When asked about President Donald Trump’s unproven claim that widespread voter fraud cost him the popular vote, Gov. Chris Christie relied on an old joke repeated countless times by former Gov. Brendan Bryne, 92, as proof that voter fraud exists.

Bryne has gotten laughs for years at dinners by with the old chestnut that “I want to be buried in Hudson County so that I can remain active in politics.”

But when Christie offered it up during monthly radio call-in show last week, Byrne’s wife Ruthi Zinn Bryne scoffed at the connection to Trump’s claims.

“My take on it would be that that certainly was true in the past,” Ruthi Byrne said. “However, İllegal Bahis that has not been true probably for decades, and Brendan continued to say it because it was funny.”

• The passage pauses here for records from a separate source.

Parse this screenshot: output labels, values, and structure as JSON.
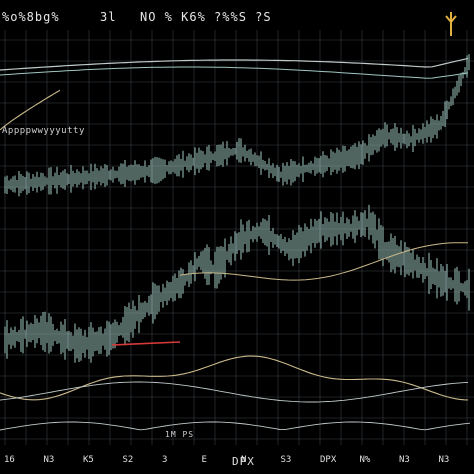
{
  "header": {
    "left": "%o%8bg%",
    "mid": "3l",
    "right": "NO  %  K6%  ?%%S  ?S"
  },
  "subtitle": "Appppwwyyyutty",
  "labels": {
    "dpx": "DPX",
    "box": "1M  PS"
  },
  "x_ticks": [
    "16",
    "N3",
    "K5",
    "S2",
    "3",
    "E",
    "N",
    "S3",
    "DPX",
    "N%",
    "N3",
    "N3"
  ],
  "colors": {
    "background": "#000000",
    "grid": "#3a3f44",
    "price": "#9fc7c1",
    "upper": "#bfc9c9",
    "lower": "#c9b98a",
    "marker": "#d83a3a"
  },
  "chart_data": {
    "type": "line",
    "grid": true,
    "x_count": 470,
    "series": [
      {
        "name": "",
        "role": "price"
      },
      {
        "name": "",
        "role": "envelope-upper"
      },
      {
        "name": "",
        "role": "envelope-lower"
      },
      {
        "name": "",
        "role": "oscillator"
      }
    ]
  }
}
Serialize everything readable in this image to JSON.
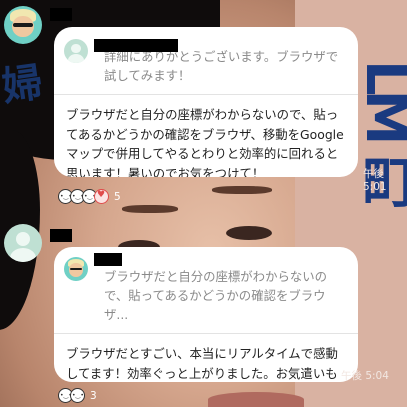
{
  "messages": [
    {
      "quote_text": "詳細にありがとうございます。ブラウザで試してみます！",
      "body_text": "ブラウザだと自分の座標がわからないので、貼ってあるかどうかの確認をブラウザ、移動をGoogleマップで併用してやるとわりと効率的に回れると思います！暑いのでお気をつけて！",
      "time": "午後 5:01",
      "reaction_count": "5"
    },
    {
      "quote_text": "ブラウザだと自分の座標がわからないので、貼ってあるかどうかの確認をブラウザ...",
      "body_text": "ブラウザだとすごい、本当にリアルタイムで感動してます！効率ぐっと上がりました。お気遣いも含めまして、ありがとうございます！！",
      "time": "午後 5:04",
      "reaction_count": "3"
    }
  ],
  "background": {
    "left_char": "婦",
    "right_text": "LM 町"
  },
  "colors": {
    "bubble": "#ffffff",
    "quote_text": "#8a8a8a",
    "body_text": "#222222",
    "avatar_teal": "#6fd0c5",
    "avatar_default": "#bfe0d3"
  },
  "icons": {
    "cartoon_avatar": "user-avatar-cartoon",
    "default_avatar": "default-user-avatar",
    "reactions": [
      "smile-reaction-icon",
      "heart-reaction-icon"
    ]
  }
}
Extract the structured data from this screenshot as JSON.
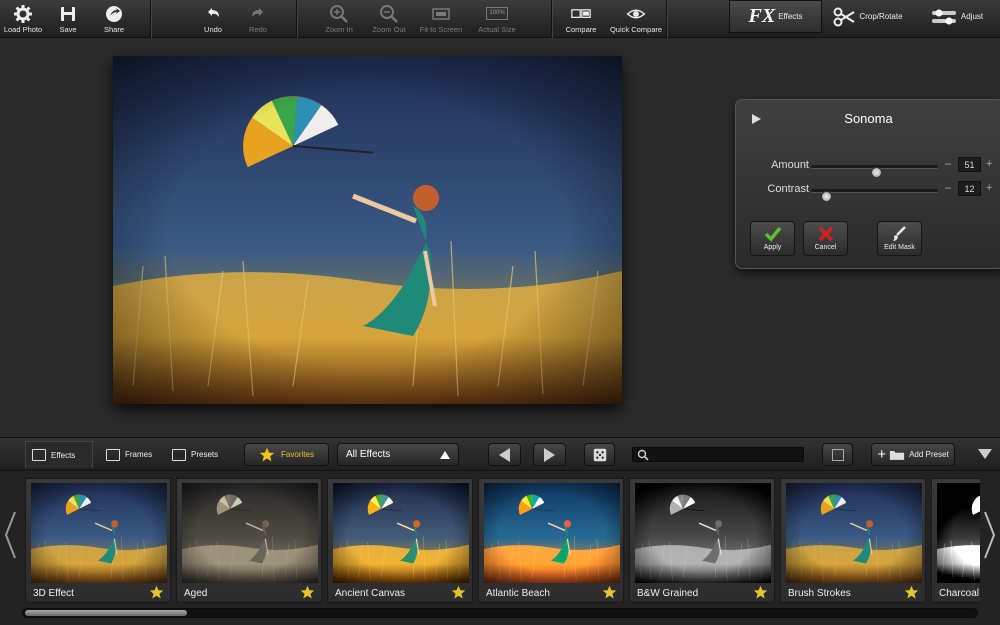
{
  "toolbar": {
    "load_photo": "Load Photo",
    "save": "Save",
    "share": "Share",
    "undo": "Undo",
    "redo": "Redo",
    "zoom_in": "Zoom In",
    "zoom_out": "Zoom Out",
    "fit_to_screen": "Fit to Screen",
    "actual_size_badge": "100%",
    "actual_size": "Actual Size",
    "compare": "Compare",
    "quick_compare": "Quick Compare",
    "effects_logo": "FX",
    "effects": "Effects",
    "crop_rotate": "Crop/Rotate",
    "adjust": "Adjust"
  },
  "effect_panel": {
    "title": "Sonoma",
    "sliders": [
      {
        "label": "Amount",
        "value": "51",
        "level": 0.51
      },
      {
        "label": "Contrast",
        "value": "12",
        "level": 0.12
      }
    ],
    "minus": "–",
    "plus": "+",
    "apply": "Apply",
    "cancel": "Cancel",
    "edit_mask": "Edit Mask"
  },
  "browser": {
    "tab_effects": "Effects",
    "tab_frames": "Frames",
    "tab_presets": "Presets",
    "favorites": "Favorites",
    "dropdown_selected": "All Effects",
    "search_placeholder": "",
    "add_preset": "Add Preset",
    "thumbnails": [
      {
        "label": "3D Effect",
        "style": "color"
      },
      {
        "label": "Aged",
        "style": "aged"
      },
      {
        "label": "Ancient Canvas",
        "style": "warm"
      },
      {
        "label": "Atlantic Beach",
        "style": "teal"
      },
      {
        "label": "B&W Grained",
        "style": "bw"
      },
      {
        "label": "Brush Strokes",
        "style": "color"
      },
      {
        "label": "Charcoal",
        "style": "charcoal"
      }
    ],
    "scroll_fraction": 0.17
  },
  "colors": {
    "favorite_gold": "#e3c42b",
    "apply_green": "#5bbf2e",
    "cancel_red": "#d62020"
  }
}
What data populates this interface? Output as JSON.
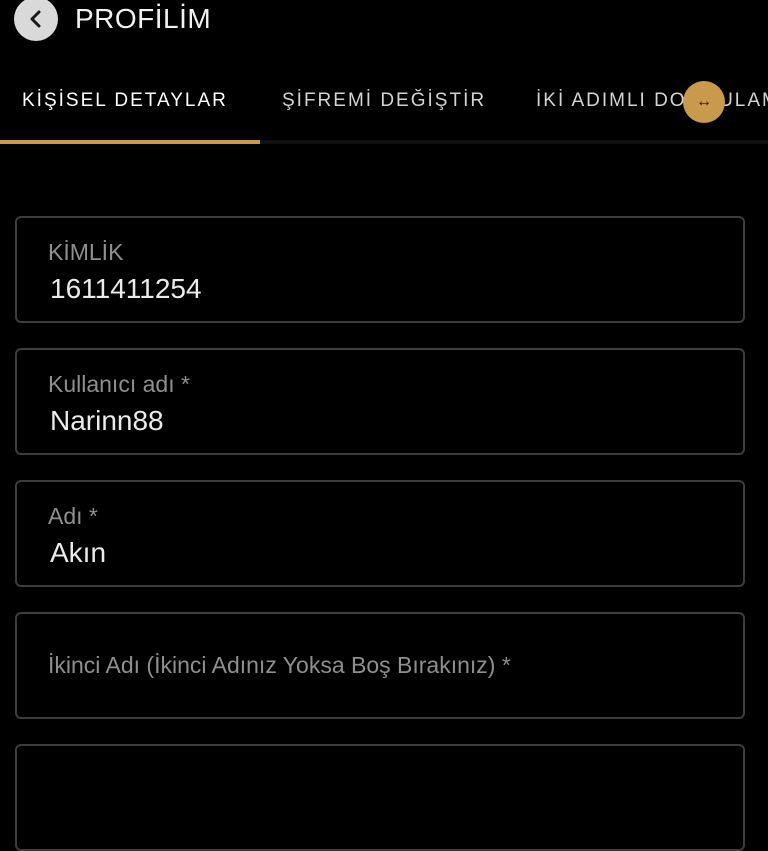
{
  "header": {
    "title": "PROFİLİM",
    "back_icon": "chevron-left-icon"
  },
  "tabs": [
    {
      "label": "KİŞİSEL DETAYLAR",
      "active": true
    },
    {
      "label": "ŞİFREMİ DEĞİŞTİR",
      "active": false
    },
    {
      "label": "İKİ ADIMLI DOĞRULAMA",
      "active": false
    }
  ],
  "scroll_handle": {
    "icon": "horizontal-arrows-icon",
    "glyph": "↔"
  },
  "form": {
    "fields": [
      {
        "label": "KİMLİK",
        "value": "1611411254"
      },
      {
        "label": "Kullanıcı adı *",
        "value": "Narinn88"
      },
      {
        "label": "Adı *",
        "value": "Akın"
      },
      {
        "label": "",
        "value": "",
        "placeholder": "İkinci Adı (İkinci Adınız Yoksa Boş Bırakınız) *"
      }
    ]
  },
  "colors": {
    "background": "#000000",
    "accent": "#c99a4b",
    "field_border": "#3d3d3d",
    "label": "#8f8f8f",
    "text": "#ebebeb"
  }
}
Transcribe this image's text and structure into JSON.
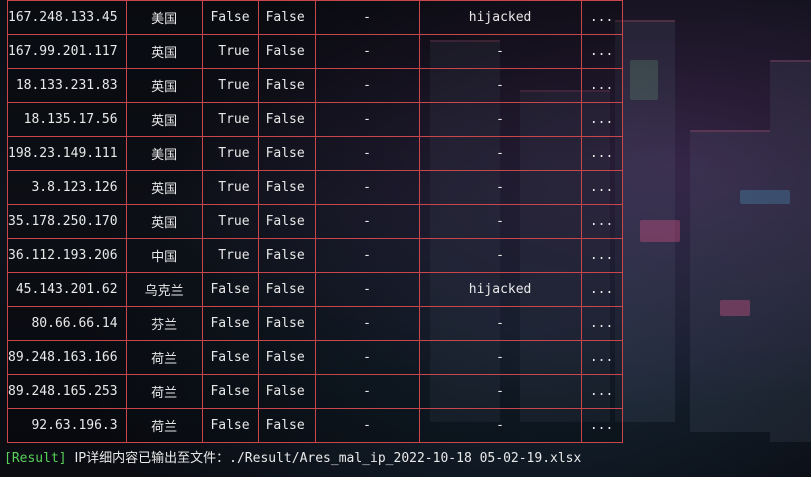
{
  "rows": [
    {
      "ip": "167.248.133.45",
      "country": "美国",
      "c3": "False",
      "c4": "False",
      "c5": "-",
      "c6": "hijacked",
      "c7": "..."
    },
    {
      "ip": "167.99.201.117",
      "country": "英国",
      "c3": "True",
      "c4": "False",
      "c5": "-",
      "c6": "-",
      "c7": "..."
    },
    {
      "ip": "18.133.231.83",
      "country": "英国",
      "c3": "True",
      "c4": "False",
      "c5": "-",
      "c6": "-",
      "c7": "..."
    },
    {
      "ip": "18.135.17.56",
      "country": "英国",
      "c3": "True",
      "c4": "False",
      "c5": "-",
      "c6": "-",
      "c7": "..."
    },
    {
      "ip": "198.23.149.111",
      "country": "美国",
      "c3": "True",
      "c4": "False",
      "c5": "-",
      "c6": "-",
      "c7": "..."
    },
    {
      "ip": "3.8.123.126",
      "country": "英国",
      "c3": "True",
      "c4": "False",
      "c5": "-",
      "c6": "-",
      "c7": "..."
    },
    {
      "ip": "35.178.250.170",
      "country": "英国",
      "c3": "True",
      "c4": "False",
      "c5": "-",
      "c6": "-",
      "c7": "..."
    },
    {
      "ip": "36.112.193.206",
      "country": "中国",
      "c3": "True",
      "c4": "False",
      "c5": "-",
      "c6": "-",
      "c7": "..."
    },
    {
      "ip": "45.143.201.62",
      "country": "乌克兰",
      "c3": "False",
      "c4": "False",
      "c5": "-",
      "c6": "hijacked",
      "c7": "..."
    },
    {
      "ip": "80.66.66.14",
      "country": "芬兰",
      "c3": "False",
      "c4": "False",
      "c5": "-",
      "c6": "-",
      "c7": "..."
    },
    {
      "ip": "89.248.163.166",
      "country": "荷兰",
      "c3": "False",
      "c4": "False",
      "c5": "-",
      "c6": "-",
      "c7": "..."
    },
    {
      "ip": "89.248.165.253",
      "country": "荷兰",
      "c3": "False",
      "c4": "False",
      "c5": "-",
      "c6": "-",
      "c7": "..."
    },
    {
      "ip": "92.63.196.3",
      "country": "荷兰",
      "c3": "False",
      "c4": "False",
      "c5": "-",
      "c6": "-",
      "c7": "..."
    }
  ],
  "result": {
    "tag": "[Result]",
    "message": "IP详细内容已输出至文件：",
    "path": "./Result/Ares_mal_ip_2022-10-18 05-02-19.xlsx"
  },
  "colors": {
    "grid": "#c9464c",
    "result_tag": "#58d25a",
    "text": "#e9e9e9"
  }
}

Christie: I am sure there was voter fraud in 2016

But if Trump’s call for an investigation into widespread voter fraud needs a classic Jersey example, The Auditor‘s got one for him — albeit from the 19th century, when it seemed Hudson County graveyards were indeed populated with active voters.

In 1889, Gov. Leon Abbett, a Jersey City Democrat, ran for re-election.

He got incredible support from his home county. Incredible, historians say, because Abbett received more votes from Hudson County than there were voters registered there.

Unlike, Byrne, however, Abbett clearly had no interest in pursuing Jersey politics from the great beyond. When he died in 1894, Abbett was buried in Green-Wood Cemetery in Brooklyn.